Ticketing just got really interesting #AB329

The concert ticketing is broken for consumers. Does Tickermaster really want to give consumers a "better chance"?

Ticketing just got really interesting #AB329

Paperless ticketing is a controversial subject. People on StubHub's side of the debate want consumers to exercise freedom with their tickets, and they are hesitant of any technology that allows a ticket issuer to command the resale marketplace. People on Ticketmaster's side of the debate – which includes many artists and venues – want to limit resale on the secondary market and allow fans to have a better chance at securing tickets to in-demand events at face value.

— Billboard, California ticketing legislation favors Live Nation

First up, ticketing isn't something I've thought about for a very long time. Nonetheless, here we are and so if I'm missing fundamental industry dynamics the omission is mine alone.

The issue isn't that secondary ticketing marketplaces exist, it's that the event routing, booking and/or ticketing process is so broken that secondary marketplaces exist at all. If Billboard's assertion is true, that Ticketmaster wants to give fans a "better chance" by limiting resale, it is incumbent upon them to to fix the underlying event business* rather than rely on the legislature to embed market inefficiencies.

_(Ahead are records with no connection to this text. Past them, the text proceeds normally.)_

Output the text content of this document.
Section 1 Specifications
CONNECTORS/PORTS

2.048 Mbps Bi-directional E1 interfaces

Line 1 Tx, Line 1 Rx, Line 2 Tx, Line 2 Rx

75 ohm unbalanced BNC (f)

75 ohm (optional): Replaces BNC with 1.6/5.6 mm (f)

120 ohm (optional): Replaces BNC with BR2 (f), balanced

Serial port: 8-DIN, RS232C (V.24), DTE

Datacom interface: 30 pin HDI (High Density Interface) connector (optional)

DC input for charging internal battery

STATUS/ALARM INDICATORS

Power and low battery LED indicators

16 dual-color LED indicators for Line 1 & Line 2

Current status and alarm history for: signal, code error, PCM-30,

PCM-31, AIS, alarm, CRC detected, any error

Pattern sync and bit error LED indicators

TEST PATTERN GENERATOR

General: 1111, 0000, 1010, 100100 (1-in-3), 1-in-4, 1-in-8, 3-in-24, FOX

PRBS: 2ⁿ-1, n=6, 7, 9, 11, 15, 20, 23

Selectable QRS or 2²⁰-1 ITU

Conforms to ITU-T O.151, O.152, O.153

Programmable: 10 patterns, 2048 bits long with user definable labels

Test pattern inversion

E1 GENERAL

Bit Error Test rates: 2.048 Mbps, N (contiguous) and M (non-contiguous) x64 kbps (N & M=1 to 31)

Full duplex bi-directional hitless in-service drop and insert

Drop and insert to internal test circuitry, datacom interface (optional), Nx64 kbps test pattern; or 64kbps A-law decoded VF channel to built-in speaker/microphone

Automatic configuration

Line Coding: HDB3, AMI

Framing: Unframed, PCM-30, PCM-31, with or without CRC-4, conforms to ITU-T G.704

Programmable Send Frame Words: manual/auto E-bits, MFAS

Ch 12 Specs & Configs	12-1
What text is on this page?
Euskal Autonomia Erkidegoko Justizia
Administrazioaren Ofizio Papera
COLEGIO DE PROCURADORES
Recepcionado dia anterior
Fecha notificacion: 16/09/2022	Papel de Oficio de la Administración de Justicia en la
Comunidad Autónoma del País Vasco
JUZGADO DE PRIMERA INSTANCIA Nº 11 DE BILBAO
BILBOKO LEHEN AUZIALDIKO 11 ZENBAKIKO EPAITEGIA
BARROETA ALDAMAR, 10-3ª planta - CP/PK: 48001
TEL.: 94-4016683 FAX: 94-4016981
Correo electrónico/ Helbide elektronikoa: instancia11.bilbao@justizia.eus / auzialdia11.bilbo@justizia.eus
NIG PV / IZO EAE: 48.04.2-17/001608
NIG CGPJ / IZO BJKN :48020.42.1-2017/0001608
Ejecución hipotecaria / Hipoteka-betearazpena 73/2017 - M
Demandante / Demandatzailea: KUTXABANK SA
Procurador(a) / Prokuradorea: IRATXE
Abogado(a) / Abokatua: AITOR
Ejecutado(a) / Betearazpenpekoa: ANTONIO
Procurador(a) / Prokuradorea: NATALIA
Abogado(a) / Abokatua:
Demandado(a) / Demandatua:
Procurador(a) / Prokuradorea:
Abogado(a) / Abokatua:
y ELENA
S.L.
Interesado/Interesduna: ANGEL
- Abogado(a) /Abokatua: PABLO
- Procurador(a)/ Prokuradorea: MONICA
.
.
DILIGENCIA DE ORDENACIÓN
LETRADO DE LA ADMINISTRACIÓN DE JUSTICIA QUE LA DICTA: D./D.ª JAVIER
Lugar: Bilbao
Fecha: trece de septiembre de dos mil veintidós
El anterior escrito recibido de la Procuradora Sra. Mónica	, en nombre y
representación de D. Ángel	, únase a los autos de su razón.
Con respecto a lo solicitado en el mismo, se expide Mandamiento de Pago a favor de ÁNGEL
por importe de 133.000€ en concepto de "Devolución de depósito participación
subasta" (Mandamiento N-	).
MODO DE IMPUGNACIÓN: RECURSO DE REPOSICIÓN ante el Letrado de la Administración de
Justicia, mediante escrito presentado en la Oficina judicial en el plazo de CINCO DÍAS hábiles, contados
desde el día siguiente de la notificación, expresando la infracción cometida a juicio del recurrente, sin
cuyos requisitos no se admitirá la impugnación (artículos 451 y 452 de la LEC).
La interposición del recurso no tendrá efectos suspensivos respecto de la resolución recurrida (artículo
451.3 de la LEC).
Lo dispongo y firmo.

AB329 (to which the Billboard article referred), if it in fact advantages Ticketmaster over, say, StubHub, appears to be regressive, disadvantaging consumers who want to offload tickets whilst creating an opportunity for Ticketmaster's TicketsNow to establish a secondary ticketing monopoly. Creating monopolies ought not be in any legislature's remit.

Where it gets really interesting though is that AB329 says that a ticket might not actually be a good at all, but instead could be deemed by the seller to be a license to attend an event. That's not an insignificant designation and means consumers no longer own their tickets. It also means that the seller can change their licensing terms at any time, and where that goes is anyone's guess.

* Since Ticketmaster is owned by Live Nation that's eminently do-able.